There have been three Global Irish Economic Forums to date; 2009, 2011 and 2013.
The first Forum took place in 2009 as a response to the deepening economic crisis at the time. It brought together members of the Diaspora and the Government who were tasked to come up with new and innovative ways to help lift the country out of recession. This first Forum recommended the establishment of the Global Irish Network, which was set up in 2010.
Subsequent Forums took place in 2011 and 2013 and built on the work of the first. The focus of these was on generating ideas for economic renewal, restoring our reputation overseas and creating jobs across a range of sectors. The themes for the 2013 Forum were based on the Action Plan for Jobs agenda and the outcomes, where possible, have been included in the 2014 Action Plan. Recommendations such as the Year of Irish Design in 2015, the placement of Origin Green ambassadors, the development of an agency to market Irish agri-business expertise globally, increased on-line trading for SME’s and initiatives around Smart Ageing, among others, will all be taken forward in this context.
Other ideas arising from the Forum have been taken forward independently by members of the Global Irish Network.

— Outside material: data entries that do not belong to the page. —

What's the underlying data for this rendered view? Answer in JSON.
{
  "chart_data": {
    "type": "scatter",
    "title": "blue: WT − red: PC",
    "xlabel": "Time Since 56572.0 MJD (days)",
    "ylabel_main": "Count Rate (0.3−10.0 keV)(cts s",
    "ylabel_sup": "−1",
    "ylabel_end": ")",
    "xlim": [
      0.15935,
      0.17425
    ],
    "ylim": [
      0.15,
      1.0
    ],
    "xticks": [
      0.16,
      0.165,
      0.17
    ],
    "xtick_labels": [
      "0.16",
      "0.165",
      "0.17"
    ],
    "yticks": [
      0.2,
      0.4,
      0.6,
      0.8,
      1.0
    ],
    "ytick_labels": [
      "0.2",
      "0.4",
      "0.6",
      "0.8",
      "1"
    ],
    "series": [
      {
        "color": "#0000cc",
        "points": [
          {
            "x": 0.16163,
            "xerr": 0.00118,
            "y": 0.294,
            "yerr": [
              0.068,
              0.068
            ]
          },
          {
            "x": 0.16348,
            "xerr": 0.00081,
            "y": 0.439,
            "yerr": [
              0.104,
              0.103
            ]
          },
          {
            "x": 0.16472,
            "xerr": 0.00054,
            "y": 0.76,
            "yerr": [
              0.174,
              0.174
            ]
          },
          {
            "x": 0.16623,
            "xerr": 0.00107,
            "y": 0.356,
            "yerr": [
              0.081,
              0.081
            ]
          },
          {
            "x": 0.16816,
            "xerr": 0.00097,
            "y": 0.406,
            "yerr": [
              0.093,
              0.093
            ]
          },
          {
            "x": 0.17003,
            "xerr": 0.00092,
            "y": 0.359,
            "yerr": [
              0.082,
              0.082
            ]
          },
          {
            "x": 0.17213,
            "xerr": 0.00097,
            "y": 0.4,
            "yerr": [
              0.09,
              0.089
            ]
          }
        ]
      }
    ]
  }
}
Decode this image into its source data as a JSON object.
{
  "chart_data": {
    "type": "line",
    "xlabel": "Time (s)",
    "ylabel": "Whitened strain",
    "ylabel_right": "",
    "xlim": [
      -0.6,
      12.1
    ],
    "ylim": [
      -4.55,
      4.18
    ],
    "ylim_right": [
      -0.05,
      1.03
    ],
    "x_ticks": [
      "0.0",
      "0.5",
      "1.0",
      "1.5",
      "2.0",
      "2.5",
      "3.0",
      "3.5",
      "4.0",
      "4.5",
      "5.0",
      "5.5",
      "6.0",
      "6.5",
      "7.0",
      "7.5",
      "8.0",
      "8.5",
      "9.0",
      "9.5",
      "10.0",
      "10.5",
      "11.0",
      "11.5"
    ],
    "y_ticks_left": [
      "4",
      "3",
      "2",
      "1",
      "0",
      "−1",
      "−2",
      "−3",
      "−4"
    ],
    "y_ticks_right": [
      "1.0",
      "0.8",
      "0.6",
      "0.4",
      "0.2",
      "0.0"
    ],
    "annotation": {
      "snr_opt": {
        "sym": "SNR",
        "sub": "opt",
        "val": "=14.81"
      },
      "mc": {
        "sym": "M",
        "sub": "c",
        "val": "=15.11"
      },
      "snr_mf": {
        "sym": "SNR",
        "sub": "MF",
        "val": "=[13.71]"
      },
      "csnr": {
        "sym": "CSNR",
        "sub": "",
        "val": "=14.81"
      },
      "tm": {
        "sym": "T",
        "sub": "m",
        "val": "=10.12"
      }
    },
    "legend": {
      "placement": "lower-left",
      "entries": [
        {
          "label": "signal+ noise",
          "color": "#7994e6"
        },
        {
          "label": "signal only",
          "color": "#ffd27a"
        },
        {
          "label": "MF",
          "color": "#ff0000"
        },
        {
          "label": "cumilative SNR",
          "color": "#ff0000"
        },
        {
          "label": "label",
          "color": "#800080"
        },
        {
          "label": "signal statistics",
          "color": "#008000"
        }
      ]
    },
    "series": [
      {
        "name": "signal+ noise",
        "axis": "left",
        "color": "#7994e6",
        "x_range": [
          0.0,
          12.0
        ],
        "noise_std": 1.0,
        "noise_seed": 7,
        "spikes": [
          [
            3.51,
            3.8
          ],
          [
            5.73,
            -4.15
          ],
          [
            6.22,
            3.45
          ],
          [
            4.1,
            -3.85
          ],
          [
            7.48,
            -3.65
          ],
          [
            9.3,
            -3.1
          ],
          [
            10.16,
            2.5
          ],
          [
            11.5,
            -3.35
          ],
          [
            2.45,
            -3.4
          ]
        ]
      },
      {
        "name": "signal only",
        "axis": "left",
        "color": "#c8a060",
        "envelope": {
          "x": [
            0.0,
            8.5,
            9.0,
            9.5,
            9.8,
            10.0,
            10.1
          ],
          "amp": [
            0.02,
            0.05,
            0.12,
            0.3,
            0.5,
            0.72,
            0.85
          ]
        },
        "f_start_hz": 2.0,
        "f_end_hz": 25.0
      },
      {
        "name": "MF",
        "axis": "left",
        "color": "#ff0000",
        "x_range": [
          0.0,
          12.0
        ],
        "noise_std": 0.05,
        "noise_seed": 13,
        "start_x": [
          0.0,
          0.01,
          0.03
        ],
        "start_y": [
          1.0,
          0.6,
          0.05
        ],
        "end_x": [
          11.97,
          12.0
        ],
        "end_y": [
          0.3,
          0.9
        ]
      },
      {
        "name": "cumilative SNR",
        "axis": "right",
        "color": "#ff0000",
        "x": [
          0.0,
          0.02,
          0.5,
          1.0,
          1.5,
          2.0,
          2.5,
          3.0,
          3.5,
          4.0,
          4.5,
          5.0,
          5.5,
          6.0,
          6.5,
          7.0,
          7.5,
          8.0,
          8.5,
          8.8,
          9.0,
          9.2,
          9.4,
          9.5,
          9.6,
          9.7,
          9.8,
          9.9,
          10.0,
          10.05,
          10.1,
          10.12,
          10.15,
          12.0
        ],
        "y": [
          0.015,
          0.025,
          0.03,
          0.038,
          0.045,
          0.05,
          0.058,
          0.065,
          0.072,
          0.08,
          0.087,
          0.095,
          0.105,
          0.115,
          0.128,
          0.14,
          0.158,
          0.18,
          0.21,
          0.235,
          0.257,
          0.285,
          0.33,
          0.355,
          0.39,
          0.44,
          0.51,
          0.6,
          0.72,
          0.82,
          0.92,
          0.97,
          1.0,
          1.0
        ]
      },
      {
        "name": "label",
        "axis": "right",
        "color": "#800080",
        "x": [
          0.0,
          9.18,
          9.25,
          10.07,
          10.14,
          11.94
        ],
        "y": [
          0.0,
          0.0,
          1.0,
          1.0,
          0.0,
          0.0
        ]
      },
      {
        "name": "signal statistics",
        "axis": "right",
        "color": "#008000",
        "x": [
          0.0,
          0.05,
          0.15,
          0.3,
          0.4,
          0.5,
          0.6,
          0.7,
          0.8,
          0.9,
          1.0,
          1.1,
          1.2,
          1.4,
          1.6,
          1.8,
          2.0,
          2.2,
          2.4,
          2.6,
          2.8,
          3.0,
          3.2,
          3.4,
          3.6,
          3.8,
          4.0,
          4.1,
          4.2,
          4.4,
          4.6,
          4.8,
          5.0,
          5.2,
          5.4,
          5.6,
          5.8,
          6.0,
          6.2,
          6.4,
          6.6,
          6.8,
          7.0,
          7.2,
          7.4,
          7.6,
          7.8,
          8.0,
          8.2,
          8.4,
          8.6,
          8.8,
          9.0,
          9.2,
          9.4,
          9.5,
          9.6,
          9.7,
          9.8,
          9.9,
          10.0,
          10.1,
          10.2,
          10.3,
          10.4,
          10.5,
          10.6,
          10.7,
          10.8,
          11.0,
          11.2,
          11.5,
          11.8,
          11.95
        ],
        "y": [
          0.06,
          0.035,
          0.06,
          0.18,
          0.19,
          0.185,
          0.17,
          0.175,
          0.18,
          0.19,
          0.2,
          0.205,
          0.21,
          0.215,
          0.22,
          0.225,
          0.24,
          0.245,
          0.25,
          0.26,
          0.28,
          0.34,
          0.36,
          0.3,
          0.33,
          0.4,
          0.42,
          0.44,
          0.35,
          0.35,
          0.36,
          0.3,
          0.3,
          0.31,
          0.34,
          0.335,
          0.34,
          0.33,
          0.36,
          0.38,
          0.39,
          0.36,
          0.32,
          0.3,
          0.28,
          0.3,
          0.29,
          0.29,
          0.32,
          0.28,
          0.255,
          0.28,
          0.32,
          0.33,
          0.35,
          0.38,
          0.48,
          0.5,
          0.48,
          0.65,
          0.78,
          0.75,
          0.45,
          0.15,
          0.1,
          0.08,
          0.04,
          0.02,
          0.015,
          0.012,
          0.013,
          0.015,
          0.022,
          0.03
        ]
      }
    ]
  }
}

An idea for a new third level institution for the arts came out of the first Forum in 2009, and earlier this year, Uversity, a recognised college of the National College of Ireland, launched an MA programme in Creative Process with a choice of modules from 24 partner institutions. The various Forums have also provided launch pads for other initiatives such as the Gathering, Connect Ireland and Limerick City of Culture.
To date, over 100 Global Irish Network members have signed up to provide mentoring and advice to Irish SME’s through the Global Irish Contacts Programme run by Enterprise Ireland. On a day to day basis Global Irish Network members provide the network of Embassies and State Agency offices with advice on sectoral and regional issues, they facilitate high level access to decision makers, encourage Foreign Direct Investment and help promote Ireland as a destination for both tourism and education.
It is not possible to quantify how many jobs have been created as a direct result of the Global Irish Economic Forum. However, I am confident that the impact of these events, together with the ongoing work of the members of the Global Irish Network, has been a significant factor in the restoration of our reputation abroad and the consequent economic benefits to Ireland.